La camerounaise Aissa Doumara, lauréate du Prix Simone Veil, dédie son prix « à toutes les survivantes »
« À toutes les survivantes, les rescapées de Boko Haram, les femmes et les filles du monde entier, je dédie ce beau prix. Il est le mien. Il est aussi le vôtre. »
Le premier Prix Simone Veil vient d’être décerné à une militante d’origine camerounaise, Aissa Doumara Ngatansou. Âgée de 47 ans, et mère de 3 enfants, elle lutte depuis des années contre les discriminations faites aux femmes dans son pays, notamment dans les régions extrême-nord d’où elle est originaire. Elle a co-fondé l’Association de Lutte contre Les Violences faites aux Femmes (ALVF) afin de « briser le silence et lever les tabous sur les violences ».
Son combat est celui des femmes violées, des fillettes qui subissent des mariages précoces et forcés, des filles et des femmes utilisées comme bombes humaines par les groupes insurgés terroristes. C’est à elles qu’elle a dédié son prix :
« À toutes les survivantes, les rescapées de Boko Haram, les femmes et les filles du monde entier, je dédie ce beau prix. Il est le mien. Il est aussi le vôtre. »
Aissa a elle-même été victime de ces souffrances. Elle expliquait en novembre dernier que c’est cette « discrimination » qui l’a poussée à devenir « l’activiste qu[‘elle est] aujourd’hui. »

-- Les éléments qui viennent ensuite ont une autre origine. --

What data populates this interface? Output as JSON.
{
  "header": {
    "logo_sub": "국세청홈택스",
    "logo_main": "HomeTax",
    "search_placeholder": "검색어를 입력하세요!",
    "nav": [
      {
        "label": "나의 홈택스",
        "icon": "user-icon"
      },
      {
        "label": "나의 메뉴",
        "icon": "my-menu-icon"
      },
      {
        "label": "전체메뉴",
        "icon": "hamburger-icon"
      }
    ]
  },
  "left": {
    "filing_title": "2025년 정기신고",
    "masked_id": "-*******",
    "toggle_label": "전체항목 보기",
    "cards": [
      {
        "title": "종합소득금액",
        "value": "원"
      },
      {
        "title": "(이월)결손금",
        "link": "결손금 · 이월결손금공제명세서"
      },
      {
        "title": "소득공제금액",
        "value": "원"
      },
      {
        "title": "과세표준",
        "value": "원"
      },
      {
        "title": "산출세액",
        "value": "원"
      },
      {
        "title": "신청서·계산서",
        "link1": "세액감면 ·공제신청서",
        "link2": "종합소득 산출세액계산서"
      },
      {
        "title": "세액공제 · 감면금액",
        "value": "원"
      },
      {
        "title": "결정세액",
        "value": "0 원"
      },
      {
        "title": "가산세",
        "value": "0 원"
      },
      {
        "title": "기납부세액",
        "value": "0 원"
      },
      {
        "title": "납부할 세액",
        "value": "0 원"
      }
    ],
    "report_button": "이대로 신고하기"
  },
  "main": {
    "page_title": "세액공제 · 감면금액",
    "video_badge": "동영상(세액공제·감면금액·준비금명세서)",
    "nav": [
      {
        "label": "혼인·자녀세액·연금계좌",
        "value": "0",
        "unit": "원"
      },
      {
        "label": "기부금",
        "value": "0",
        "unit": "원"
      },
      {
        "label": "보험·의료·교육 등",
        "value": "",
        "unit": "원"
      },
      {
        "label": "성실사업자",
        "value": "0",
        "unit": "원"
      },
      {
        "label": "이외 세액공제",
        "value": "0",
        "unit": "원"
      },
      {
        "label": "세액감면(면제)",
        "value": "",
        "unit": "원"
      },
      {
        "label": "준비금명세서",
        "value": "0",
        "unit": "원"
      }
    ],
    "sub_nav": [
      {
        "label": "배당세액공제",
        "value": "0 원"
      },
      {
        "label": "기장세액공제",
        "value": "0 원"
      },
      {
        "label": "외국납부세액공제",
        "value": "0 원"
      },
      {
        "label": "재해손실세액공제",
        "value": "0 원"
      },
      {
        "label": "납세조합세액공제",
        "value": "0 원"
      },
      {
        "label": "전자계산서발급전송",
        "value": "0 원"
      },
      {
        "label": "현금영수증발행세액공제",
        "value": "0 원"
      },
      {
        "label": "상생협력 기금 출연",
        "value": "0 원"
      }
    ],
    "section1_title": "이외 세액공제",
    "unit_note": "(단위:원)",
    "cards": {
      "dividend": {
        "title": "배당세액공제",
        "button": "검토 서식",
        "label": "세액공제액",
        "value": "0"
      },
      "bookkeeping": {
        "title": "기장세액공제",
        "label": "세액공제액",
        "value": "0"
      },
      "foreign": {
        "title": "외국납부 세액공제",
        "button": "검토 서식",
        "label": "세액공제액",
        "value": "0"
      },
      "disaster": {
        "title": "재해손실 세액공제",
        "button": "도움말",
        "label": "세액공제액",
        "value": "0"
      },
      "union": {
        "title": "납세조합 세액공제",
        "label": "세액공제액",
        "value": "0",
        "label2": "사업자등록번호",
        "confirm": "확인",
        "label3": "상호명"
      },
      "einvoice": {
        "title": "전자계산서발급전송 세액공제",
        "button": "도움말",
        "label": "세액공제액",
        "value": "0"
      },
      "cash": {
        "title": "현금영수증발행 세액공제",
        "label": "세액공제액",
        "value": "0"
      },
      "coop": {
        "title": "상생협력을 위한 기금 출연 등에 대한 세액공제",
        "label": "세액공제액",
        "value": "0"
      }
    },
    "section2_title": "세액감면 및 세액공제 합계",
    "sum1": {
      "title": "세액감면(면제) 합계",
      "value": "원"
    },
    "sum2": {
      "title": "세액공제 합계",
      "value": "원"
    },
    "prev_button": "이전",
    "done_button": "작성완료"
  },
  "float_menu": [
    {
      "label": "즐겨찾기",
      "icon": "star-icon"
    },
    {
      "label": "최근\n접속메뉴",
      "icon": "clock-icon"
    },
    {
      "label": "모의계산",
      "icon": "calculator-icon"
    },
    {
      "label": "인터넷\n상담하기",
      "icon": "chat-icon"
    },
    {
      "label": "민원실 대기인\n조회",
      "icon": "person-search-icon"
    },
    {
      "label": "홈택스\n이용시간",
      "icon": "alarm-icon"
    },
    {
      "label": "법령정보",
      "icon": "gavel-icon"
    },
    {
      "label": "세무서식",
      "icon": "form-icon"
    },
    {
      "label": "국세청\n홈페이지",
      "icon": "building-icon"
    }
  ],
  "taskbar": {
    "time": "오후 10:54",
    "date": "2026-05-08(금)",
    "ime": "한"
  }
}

« J’ai perdu ma mère quand j’avais 11 ans, et dès que j’ai eu 15 ans, mon père et sa famille ont décidé de me marier à un homme de leur choix, sans mon consentement. C’est à ce moment-là que j’ai réalisé que je devais faire quelque chose pour moi-même. La discrimination, telle que je l’ai vécue, m’a poussée à devenir l’activiste que je suis aujourd’hui. [...] Les femmes n’ont tout simplement pas la même importance que les hommes et ne sont pas traitées comme eux. Les hommes pensent que la violence est normale, et les femmes n’ont d’autre choix que de subir leurs abus. »
Elle expliquait alors le rôle de Boko Haram dans la hausse de ces violences :
« Le mariage des enfants et le viol des jeunes filles restent des pratiques courantes dans notre société, et l’insurrection de Boko Haram n’a fait qu’aggraver la situation. Elle est la cause de déplacements massifs de populations dans la région, ainsi que de l’augmentation de la pauvreté et du taux d’abandon scolaire chez les jeunes filles. On assiste aussi à une recrudescence des viols et enlèvements de jeunes filles perpétrés par ce groupe terroriste. C’est ce qui a poussé de nombreux parents à marier leurs filles à un plus jeune âge. »
Alors quand elle tient le prix dans ses mains, elle pense à ces jeunes femmes. Elle pense à la petite Adou, dont le mariage avait été organisé pour la veille de son entrée en 6ème, mais qui a pu être protégée par l’association. Elle pense également à cette jeune mère de 20 ans, victime des « insurgés de Boko Haram », qui a vu son fils et son mari se faire égorger sous ses yeux, et qui a été contrainte de boire leur sang.
Face à ces tragédies, et parce que « la question des violences faites aux femmes continue », la lauréate veut exprimer un rêve :
« Je termine mon propos en formulant un rêve. Celui d’un monde sans violence où toutes les filles et les femmes, tous les hommes et les garçons pourront vivre ensemble en toute égalité dans le respect mutuel, où ils pourront exprimer leur libre-arbitre sans être réprimé, juste parce qu’ils sont des êtres humains, sans être jugés, sans être considérés comme étant une fille ou un garçon. »
M.C.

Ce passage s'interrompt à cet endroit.